Total number of threads corresponding to launch configuration

Hi, I’ve been profiling our ray-tracing kernel with Nsight Compute and I have some difficulties parsing the readings related to ‘Launch Statistics’ metrics.

That is, I tried shuffling the order of my launch dimensions to test how it affects the performance of the kernel, and Nsight Compute reported a noticeably different total number of threads, launched to process the kernel.

Let’s assume I have a [dim_x, dim_y, dim_z] launch configuration. Nsight reported a total number of (dim_xdim_ydim_z) threads, with a block size of 64 threads. Shuffling the order to, e.g., [dim_z, dim_y, dim_x] results in a larger number of threads, still with a block size of 64.
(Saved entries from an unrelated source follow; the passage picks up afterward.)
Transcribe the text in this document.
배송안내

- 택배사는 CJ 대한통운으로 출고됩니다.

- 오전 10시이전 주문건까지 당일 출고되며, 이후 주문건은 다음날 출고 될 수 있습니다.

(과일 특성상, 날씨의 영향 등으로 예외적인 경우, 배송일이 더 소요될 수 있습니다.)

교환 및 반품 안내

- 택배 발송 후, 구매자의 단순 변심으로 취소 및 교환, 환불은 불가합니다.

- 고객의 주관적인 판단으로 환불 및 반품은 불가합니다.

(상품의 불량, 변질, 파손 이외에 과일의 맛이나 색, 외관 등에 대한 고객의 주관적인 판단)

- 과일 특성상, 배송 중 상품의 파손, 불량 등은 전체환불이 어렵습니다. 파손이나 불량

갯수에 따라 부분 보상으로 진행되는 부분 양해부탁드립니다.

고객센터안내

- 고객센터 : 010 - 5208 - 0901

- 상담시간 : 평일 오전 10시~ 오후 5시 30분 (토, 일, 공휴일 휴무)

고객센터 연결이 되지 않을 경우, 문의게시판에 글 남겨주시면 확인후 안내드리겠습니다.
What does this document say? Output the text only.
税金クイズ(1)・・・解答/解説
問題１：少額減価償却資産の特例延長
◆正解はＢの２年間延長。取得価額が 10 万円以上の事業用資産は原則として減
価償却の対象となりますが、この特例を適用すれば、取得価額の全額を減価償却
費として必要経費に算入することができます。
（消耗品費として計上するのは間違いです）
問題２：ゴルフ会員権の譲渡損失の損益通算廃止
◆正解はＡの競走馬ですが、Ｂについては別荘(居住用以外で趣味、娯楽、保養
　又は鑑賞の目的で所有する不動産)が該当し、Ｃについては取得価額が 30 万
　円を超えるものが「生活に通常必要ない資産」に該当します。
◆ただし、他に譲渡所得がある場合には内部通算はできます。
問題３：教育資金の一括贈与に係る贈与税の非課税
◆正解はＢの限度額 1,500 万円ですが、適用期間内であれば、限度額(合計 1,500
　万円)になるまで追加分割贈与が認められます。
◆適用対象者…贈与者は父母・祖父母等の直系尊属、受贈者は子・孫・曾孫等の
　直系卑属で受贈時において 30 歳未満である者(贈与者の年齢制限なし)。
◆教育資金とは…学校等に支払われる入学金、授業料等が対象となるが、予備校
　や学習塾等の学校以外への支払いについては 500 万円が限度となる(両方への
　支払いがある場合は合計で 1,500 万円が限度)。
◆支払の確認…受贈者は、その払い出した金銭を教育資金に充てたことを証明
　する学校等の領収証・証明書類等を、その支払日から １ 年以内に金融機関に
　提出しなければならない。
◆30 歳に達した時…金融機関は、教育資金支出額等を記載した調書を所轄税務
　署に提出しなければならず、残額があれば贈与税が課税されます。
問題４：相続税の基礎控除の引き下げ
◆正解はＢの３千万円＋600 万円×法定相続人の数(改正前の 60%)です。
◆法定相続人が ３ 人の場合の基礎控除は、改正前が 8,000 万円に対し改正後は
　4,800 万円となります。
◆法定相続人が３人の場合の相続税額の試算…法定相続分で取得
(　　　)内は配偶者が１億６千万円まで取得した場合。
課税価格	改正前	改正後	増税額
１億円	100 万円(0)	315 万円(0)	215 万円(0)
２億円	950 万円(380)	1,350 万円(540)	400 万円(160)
The former launch configuration is quite a bit faster, which I initially attributed to reduced thread divergence (number of various instructions issued during the execution of the kernel was reduced substantially, according to Nsight Compute). But now I am wondering if it has anything to do with these extra threads that pop up for the latter configuration.

Where do these extra threads come from?
Are these dummy threads, or they do anything, and thus could be responsible for the elevated number of issued instructions for the second configuration?

EDIT: I am using Optix 6.0, driver 436.30

How are you launching exactly in both cases? Using rtContextLaunch3D()?

The launch size should be exactly the product of the launch dimensions, no more, no less.